楓のまっすぐな言葉に俺は少しだけ心臓が跳ねるのを感じた。

この女は俺の金の力などではなくその奥にある俺自身を見ようとしている。


俺は意を決した。

この心地よいだけの関係から、一歩前に進む時だ。


「楓さん」


「はい?」


「もし、よかったら…。今度の休みの日、どこかに出かけませんか?」


俺の初めての誘い。

楓は一瞬だけ驚いたように目を見開いた。

そして次の瞬間花が咲くようにふわりと微笑んだ。


「…はい。喜んで」


俺たちは美術館に行く約束をした。

金も、権力も、夜の世界も関係ない。

ただの男と女としての初めてのデートの約束だった。


その夜、俺は美月を伴い銀座の最高級フレンチレストランで食事をしていた。

彼女をNo.1にした、お祝いの席だ。


「佐藤様。本当に、ありがとうございました」


美月は俺がプレゼントした数千万円はするであろうダイヤモンドのネックレスを胸に輝かせながら深々と頭を下げた。


「私、佐藤様に出会えなければ今頃どうなっていただろうって…」


「気にするな。お前には、それだけの価値があった。ただ、それだけだ」


俺たちは最高の料理とワインに舌鼓を打った。

美月は俺の前ではすっかり洗練された淑女だった。

だが、俺の頭の中にはなぜか昼間の楓の姿がちらついていた。


コーヒーを淹れる、丁寧な手つき。

本について語る、楽しそうな笑顔。

そして、デートの誘いにはにかみながら頷いたあの表情。


「…佐藤様?」


俺が黙り込んでいるのに気づき、美月が不安そうな顔で俺を覗き込んだ。


「どうかしましたか?」


「…いや、なんでもない」


俺は首を振った。

そして、自分でも気づかないうちにこんな質問をしていた。


「なあ、美月。お前、今の仕事楽しいか?」


俺の唐突な質問に、美月は一瞬戸惑ったような顔をした。

そして完璧な笑顔を作ると答えた。


「はい。もちろんです。

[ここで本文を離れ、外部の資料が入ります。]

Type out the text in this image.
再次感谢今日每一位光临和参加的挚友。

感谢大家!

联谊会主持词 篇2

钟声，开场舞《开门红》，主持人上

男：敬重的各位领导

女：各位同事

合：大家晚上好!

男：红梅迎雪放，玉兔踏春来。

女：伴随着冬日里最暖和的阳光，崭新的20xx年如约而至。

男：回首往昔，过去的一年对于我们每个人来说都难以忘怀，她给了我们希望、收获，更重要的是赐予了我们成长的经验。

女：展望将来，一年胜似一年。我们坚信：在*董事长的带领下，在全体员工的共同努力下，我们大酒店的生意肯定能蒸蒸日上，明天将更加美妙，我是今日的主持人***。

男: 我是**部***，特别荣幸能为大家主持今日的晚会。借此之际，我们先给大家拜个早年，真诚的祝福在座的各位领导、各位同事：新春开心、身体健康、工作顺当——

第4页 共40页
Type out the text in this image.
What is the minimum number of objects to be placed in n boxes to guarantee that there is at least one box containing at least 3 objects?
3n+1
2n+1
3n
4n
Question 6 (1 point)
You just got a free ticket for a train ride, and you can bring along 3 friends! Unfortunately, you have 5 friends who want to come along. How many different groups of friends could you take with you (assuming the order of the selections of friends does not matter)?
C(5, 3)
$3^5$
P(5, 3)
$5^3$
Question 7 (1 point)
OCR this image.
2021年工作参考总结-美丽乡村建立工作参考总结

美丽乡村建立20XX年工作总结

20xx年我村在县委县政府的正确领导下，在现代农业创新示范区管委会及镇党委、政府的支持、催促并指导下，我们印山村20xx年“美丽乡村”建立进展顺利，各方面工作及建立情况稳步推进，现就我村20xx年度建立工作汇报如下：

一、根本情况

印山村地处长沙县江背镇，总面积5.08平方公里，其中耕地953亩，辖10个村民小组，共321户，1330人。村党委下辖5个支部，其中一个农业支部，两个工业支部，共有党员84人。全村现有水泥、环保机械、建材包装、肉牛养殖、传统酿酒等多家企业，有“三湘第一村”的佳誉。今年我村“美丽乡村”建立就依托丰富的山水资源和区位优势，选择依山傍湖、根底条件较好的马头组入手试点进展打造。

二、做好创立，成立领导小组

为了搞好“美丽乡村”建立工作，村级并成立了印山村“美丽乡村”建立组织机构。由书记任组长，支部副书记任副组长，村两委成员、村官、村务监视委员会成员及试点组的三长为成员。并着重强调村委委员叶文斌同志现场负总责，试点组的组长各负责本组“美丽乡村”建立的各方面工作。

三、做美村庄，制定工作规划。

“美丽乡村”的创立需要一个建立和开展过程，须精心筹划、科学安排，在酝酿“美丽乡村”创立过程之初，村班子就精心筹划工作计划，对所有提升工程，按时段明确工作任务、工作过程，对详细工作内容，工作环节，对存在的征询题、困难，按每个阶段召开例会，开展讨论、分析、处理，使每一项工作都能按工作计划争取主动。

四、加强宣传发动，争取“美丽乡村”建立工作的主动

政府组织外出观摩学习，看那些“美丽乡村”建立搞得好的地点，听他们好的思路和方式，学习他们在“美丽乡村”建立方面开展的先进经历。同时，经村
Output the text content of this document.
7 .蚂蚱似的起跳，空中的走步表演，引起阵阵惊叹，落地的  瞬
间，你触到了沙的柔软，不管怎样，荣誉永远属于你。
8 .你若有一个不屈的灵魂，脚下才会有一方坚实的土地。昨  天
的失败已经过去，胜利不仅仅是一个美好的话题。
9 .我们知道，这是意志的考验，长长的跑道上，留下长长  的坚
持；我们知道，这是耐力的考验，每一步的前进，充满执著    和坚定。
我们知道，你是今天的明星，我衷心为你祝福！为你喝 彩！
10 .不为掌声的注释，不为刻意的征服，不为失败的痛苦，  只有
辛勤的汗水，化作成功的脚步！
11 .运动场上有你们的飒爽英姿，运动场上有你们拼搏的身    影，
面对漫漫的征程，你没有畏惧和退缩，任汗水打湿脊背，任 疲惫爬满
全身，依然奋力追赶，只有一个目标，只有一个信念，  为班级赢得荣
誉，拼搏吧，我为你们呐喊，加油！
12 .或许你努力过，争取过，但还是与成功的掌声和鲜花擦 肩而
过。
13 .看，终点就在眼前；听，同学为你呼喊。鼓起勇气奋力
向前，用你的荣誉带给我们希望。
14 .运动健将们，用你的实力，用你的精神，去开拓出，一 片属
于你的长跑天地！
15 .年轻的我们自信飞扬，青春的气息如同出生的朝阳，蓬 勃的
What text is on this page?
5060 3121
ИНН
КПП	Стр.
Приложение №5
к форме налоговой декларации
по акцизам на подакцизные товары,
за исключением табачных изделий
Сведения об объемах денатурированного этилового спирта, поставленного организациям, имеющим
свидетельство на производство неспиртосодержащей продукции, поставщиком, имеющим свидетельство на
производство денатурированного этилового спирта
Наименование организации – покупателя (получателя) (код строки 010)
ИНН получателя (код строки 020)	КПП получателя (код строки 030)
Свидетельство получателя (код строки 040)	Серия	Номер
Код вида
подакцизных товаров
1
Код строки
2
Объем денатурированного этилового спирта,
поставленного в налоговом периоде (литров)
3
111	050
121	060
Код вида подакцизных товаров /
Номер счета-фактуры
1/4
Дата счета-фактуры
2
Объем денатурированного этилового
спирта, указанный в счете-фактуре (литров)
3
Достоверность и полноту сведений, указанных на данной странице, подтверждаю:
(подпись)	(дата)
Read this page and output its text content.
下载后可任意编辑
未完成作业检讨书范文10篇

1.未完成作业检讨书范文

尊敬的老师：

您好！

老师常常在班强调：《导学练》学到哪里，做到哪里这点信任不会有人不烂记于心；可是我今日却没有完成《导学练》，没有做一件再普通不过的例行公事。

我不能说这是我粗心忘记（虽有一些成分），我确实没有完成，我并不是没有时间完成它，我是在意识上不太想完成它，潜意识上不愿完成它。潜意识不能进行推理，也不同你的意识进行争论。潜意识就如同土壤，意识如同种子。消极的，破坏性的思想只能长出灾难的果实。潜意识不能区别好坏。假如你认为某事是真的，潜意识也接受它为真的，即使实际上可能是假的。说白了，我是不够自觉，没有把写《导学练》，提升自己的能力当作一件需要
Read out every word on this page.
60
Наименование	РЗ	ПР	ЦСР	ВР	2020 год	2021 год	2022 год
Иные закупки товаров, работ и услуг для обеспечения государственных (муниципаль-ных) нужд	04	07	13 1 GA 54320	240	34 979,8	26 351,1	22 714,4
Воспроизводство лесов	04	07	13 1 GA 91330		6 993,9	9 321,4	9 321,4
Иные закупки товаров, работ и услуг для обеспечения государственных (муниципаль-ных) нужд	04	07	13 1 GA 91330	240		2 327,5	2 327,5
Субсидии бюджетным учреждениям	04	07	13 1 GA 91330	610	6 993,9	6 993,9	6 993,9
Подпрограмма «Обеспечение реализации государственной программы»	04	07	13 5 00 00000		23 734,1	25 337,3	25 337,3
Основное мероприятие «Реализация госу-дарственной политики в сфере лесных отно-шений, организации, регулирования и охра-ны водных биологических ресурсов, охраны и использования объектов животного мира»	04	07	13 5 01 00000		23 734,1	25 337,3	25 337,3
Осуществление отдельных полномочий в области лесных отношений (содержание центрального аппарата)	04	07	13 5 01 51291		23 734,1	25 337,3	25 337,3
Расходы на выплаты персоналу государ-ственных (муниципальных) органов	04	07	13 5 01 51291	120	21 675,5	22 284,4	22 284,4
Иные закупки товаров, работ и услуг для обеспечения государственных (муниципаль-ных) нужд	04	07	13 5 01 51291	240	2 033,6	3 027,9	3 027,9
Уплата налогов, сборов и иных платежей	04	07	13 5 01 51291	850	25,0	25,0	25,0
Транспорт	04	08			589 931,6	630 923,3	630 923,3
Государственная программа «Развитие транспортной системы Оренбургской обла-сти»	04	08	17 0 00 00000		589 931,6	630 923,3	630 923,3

佐藤様のおかげで私は最高の毎日を送れています」


完璧な答えだった。

だが、その完璧さが今の俺にはひどく空虚なものに感じられた。


その時俺は理解した。

俺が本当に求めているのは金で作り上げた完璧な女王ではない。

一杯500円のコーヒーを淹れてくれるあの穏やかな日常。

そして、その中心にいる楓という女性のありのままの笑顔。

それこそが俺が心の底から求めているものなのかもしれない。


俺は銀座の夜景を見ながら、グラスに残った高級ワインを一気に飲み干した。

その味はなぜか昼間に飲んだ500円のコーヒーよりもずっと薄っぺらく感じられた。

俺の奇妙な二重生活の歯車が少しずつ狂い始めているのを俺自身気づいていた。